Posted by Christina Hickman at Jun 26, 2018 03:34 PM |

Gifford Pinchot National Forest is looking for input on recreation sites in the forest, like trailheads, campgrounds, visitor information sites and more. Fill out their survey by June 30.

Perhaps you've explored Ape Caves, summited Mount St. Helens or trekked to Cispus Basin. If so, you've encountered the beauty and tranquility of Gifford Pinchot National Forest.

Now, the forest is looking for input on recreation sites (trailheads, campgrounds, visitor information sites and more). Take their survey by June 30.

This is the view from Harry's Ridge trail toward Mount St. Helens in Gifford Pinchot National Forest. Photo by Tex85.

More than one people million people visit the 1.3 million-acre national forest annually, and as with our other public lands, demand has increased and budgets have decreased as infrastructure has gotten older.

The result?

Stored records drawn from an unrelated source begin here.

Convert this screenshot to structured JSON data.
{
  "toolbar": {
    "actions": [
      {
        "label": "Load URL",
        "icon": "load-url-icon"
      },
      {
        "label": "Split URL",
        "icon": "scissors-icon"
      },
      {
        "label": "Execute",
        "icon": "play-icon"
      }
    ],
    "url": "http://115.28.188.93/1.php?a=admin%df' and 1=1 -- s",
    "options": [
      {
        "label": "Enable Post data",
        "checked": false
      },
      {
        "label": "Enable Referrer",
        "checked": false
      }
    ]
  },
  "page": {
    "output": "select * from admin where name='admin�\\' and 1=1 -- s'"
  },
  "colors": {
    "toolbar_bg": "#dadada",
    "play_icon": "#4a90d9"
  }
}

The national forest says they've heard from visitors that their recreation experience did not meet their safe, clean, and accessible expectations.

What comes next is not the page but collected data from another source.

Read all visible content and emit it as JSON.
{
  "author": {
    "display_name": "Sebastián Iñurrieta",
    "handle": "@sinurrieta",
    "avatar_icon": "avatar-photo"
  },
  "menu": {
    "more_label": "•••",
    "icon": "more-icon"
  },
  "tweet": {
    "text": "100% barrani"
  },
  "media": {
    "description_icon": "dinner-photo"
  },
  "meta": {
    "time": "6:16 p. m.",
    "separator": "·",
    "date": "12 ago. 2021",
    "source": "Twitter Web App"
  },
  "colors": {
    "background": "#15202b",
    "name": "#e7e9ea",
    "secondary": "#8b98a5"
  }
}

The forest service is encouraging visitors to complete a questionaire by June 30 "to better understand different perspectives and opportunities to work together to address how sites could be managed differently and meet common goals."

What recreation experience would you like?

The survey is a few multiple choice questions and a couple open-ended ones. The forest suggests the following to think about when thinking about how to answer:

  • Do you prefer a primitive or developed recreation experience?
  • What services are important to you at developed recreation sites (signage, parking, drinking water, trash, restrooms, picnic tables, camp hosts, other)?
  • Would you be willing to pay more at current developed recreation fee sites for better maintained and improved services
  • Would you be willing to pay a fee for better maintained and improved services at some sites where a fee is not currently charged?
  • Would you be in favor of partners or commercial permittees operating developed recreation sites as a way to enhance the ability to maintain sites?
  • What specific ideas do you have for sharing stewardship at sites that are important to you?

The agency says their goal is to maintain a sustainable, high-quality recreation program within budget realities. Your feedback will help them understand what's important to you.

Early analysis & What's next

A forest-wide analysis of 210 more developed recreation sites, including campgrounds, picnic sites, visitor information sites, trailheads and cabin/lookout rentals is currently underway. This analysis, information gathered from the public via the survey and other public avenues, and subsequent recommendations will result in a plan to address how sites are managed in the future to improve sustainability, what changes might be needed, and what investment priorities will be in coming years.

The analysis has already revealed that more than $1.7 million would be needed annually to adequately operate and maintain these 210 sites at their current levels, resulting in a funding shortfall of more than $700,000 (in addition to more than $10 million in deferred maintenance on these sites).

The forest service will gather information and report back with potential ways sites could be managed in the future, and reach out again to get the public's thoughts.

WTA will keep you posted on additional updates, including future opportunities to review and comment on site-specific, ground-disturbing, or recreation fee change proposals.